1. Analyst Consensus and Upside Potential
Serve Robotics has attracted coverage from nine research firms, resulting in an average recommendation of "Moderate Buy." Among these, one analyst issues a sell rating, one maintains a hold, five issue buy opinions and two assign strong-buy endorsements. The consensus 12-month target price implies roughly a 28% upside from current levels, reflecting broad confidence in the company’s medium-term growth prospects and backing from major brokerages including Citigroup, Loop Capital and Northland Securities.
2. Recent Earnings and Profitability Metrics
In its latest quarterly report, Serve Robotics posted revenue of $0.69 million, in line with expectations, while reporting a loss per share of $0.54, missing the consensus estimate by $0.17. The company’s net margin remained deeply negative at over 4,100%, and return on equity stood at negative 38.5%, underscoring ongoing investment in R&D and network expansion. Analysts forecast a full-year loss per share near $0.98, with revenue growth expected as robot deployments and enterprise partnerships accelerate.

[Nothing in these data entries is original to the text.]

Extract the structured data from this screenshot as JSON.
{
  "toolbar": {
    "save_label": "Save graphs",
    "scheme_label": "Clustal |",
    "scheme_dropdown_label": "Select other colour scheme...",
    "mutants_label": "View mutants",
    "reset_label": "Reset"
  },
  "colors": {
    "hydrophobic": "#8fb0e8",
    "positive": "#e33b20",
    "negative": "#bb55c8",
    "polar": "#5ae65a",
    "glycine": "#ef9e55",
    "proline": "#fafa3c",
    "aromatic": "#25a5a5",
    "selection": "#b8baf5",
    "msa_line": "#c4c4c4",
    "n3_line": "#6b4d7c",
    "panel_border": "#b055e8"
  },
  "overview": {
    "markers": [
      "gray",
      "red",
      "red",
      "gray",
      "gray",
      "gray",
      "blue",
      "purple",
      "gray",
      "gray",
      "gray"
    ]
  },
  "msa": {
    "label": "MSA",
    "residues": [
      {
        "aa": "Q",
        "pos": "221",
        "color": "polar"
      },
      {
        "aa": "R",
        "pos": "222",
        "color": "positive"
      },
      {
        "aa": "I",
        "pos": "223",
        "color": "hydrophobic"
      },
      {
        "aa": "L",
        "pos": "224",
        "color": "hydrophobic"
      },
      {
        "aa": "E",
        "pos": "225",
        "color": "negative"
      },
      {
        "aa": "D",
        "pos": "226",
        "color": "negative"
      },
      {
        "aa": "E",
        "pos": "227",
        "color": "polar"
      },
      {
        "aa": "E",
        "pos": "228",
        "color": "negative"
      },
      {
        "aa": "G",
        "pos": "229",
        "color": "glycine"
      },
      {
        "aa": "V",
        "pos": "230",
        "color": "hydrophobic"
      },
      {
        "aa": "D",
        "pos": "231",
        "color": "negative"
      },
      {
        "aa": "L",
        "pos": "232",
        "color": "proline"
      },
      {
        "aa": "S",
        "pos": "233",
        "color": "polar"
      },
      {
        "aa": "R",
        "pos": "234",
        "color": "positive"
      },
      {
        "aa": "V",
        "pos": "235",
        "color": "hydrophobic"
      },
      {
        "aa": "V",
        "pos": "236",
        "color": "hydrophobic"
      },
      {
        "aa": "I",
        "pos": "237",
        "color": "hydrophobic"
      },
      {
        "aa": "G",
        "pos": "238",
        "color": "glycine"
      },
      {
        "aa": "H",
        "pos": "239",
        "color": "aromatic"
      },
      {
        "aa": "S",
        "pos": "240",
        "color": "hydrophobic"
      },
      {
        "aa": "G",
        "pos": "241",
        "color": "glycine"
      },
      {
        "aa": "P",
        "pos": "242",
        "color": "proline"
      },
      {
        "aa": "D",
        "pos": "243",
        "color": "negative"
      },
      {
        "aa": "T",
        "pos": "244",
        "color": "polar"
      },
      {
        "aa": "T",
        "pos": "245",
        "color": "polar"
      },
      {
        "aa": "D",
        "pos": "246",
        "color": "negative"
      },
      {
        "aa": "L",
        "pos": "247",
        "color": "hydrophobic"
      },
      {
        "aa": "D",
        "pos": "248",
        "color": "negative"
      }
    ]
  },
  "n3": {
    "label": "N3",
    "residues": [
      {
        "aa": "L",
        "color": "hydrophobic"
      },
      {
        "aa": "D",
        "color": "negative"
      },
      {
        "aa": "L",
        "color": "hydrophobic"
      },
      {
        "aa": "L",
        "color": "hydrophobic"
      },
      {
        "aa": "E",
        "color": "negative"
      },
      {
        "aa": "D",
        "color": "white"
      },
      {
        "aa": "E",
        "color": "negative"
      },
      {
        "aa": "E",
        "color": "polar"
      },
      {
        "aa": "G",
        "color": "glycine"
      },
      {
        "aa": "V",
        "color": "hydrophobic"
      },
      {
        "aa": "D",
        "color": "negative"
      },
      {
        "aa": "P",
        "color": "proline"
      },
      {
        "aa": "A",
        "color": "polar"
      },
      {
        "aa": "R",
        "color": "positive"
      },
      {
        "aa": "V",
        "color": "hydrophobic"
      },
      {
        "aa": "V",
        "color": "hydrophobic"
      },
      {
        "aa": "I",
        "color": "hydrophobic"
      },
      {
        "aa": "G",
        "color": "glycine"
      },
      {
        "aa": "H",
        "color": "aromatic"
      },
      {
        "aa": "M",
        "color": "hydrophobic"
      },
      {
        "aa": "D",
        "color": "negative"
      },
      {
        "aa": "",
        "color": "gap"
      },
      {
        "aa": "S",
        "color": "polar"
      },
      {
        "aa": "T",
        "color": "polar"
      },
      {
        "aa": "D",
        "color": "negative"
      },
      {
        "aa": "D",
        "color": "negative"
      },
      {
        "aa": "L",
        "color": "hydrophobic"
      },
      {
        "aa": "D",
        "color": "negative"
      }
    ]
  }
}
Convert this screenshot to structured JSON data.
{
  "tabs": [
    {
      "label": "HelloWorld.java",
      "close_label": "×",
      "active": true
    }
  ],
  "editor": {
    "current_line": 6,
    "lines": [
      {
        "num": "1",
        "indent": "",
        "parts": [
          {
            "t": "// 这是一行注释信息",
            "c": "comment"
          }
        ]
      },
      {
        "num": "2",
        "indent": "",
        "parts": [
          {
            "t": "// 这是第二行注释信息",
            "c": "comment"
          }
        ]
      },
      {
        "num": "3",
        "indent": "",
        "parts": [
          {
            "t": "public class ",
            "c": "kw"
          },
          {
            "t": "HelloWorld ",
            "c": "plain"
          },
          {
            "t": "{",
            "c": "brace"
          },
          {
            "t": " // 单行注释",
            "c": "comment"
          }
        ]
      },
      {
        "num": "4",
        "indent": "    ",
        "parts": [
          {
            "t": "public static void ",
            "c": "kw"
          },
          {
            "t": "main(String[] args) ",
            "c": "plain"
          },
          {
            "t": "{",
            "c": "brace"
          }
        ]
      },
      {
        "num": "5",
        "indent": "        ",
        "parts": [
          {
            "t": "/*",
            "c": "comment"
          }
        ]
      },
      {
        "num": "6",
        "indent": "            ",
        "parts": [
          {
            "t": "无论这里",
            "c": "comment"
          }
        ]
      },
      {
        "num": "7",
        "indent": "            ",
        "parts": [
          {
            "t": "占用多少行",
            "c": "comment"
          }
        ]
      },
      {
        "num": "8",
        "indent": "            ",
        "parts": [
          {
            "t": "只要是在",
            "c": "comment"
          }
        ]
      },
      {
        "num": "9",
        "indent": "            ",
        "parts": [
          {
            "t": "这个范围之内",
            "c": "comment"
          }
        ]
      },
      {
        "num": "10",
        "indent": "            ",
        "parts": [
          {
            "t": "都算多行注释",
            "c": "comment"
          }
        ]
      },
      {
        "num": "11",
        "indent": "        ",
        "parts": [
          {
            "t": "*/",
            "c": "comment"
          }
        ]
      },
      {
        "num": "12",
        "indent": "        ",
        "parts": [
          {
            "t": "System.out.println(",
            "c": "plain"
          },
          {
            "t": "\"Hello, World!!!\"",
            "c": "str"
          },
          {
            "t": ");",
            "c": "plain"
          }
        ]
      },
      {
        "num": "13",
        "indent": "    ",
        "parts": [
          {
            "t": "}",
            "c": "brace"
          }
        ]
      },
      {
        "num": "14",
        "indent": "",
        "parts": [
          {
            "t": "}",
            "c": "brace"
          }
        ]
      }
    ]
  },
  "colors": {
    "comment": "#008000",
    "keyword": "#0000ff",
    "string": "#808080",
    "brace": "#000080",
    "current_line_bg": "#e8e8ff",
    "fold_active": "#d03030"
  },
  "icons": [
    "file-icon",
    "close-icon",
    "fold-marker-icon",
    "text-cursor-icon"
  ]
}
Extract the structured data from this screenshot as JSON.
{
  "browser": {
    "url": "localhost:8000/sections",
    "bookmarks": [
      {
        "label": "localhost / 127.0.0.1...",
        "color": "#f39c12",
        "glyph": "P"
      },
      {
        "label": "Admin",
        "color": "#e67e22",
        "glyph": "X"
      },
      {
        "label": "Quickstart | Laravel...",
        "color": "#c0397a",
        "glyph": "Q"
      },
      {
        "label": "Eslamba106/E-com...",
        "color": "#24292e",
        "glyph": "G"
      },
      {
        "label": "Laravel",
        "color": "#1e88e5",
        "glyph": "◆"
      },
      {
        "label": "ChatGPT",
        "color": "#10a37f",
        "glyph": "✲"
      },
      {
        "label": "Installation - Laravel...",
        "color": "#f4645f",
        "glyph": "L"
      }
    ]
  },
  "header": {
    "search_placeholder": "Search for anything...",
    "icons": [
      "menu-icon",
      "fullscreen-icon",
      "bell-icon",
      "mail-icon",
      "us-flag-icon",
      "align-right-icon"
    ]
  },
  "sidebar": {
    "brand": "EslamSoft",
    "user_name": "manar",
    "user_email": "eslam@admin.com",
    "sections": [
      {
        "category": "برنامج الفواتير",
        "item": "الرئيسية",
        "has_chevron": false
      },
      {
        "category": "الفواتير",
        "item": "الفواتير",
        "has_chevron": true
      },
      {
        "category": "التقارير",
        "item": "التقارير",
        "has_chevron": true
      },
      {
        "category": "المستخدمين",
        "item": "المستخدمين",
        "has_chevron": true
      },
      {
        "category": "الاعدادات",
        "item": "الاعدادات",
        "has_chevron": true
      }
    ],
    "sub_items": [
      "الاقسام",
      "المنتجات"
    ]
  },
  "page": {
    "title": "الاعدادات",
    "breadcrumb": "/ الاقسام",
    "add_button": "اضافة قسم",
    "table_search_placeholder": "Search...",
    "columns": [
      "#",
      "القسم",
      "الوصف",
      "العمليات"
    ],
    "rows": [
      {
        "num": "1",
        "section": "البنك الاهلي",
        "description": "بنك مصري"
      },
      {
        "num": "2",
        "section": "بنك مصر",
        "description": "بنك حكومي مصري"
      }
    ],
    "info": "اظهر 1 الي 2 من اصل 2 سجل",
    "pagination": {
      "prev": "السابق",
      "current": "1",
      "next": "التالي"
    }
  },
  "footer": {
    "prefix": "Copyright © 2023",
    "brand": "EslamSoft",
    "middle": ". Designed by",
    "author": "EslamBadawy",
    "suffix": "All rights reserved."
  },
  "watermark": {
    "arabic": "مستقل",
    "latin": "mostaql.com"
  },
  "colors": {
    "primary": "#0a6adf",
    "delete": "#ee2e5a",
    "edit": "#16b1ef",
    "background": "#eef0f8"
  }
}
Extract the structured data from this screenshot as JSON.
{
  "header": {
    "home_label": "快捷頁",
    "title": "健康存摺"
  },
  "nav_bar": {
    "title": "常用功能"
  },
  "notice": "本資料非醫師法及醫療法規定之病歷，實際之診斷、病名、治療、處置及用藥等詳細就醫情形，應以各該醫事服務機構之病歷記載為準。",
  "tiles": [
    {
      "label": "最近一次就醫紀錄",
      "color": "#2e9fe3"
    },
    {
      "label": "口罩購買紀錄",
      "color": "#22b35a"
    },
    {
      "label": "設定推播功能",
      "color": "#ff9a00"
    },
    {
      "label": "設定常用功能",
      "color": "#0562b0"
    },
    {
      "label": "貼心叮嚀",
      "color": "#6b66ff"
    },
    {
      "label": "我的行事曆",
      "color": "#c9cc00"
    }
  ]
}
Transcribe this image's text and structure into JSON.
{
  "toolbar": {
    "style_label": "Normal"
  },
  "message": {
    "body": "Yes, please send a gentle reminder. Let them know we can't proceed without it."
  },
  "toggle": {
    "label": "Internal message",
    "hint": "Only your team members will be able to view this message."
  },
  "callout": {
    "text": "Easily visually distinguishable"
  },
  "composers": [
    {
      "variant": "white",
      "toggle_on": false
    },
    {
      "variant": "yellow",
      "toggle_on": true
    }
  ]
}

3. Insider Transactions and Institutional Ownership
Company insiders have sold a total of 206,277 shares over the past quarter, generating approximately $2.52 million in proceeds. Notable transactions include 9,088 shares by the CEO and 4,008 shares by the COO, each at average prices in the mid-teens, alongside additional sales by the CFO and other executives. Despite these dispositions, insiders continue to hold 21.4% of the company’s shares. Institutional investors have also increased their stakes, with several advisory firms and asset managers adding positions in the third quarter, signaling continued institutional confidence in Serve Robotics’ long-term trajectory.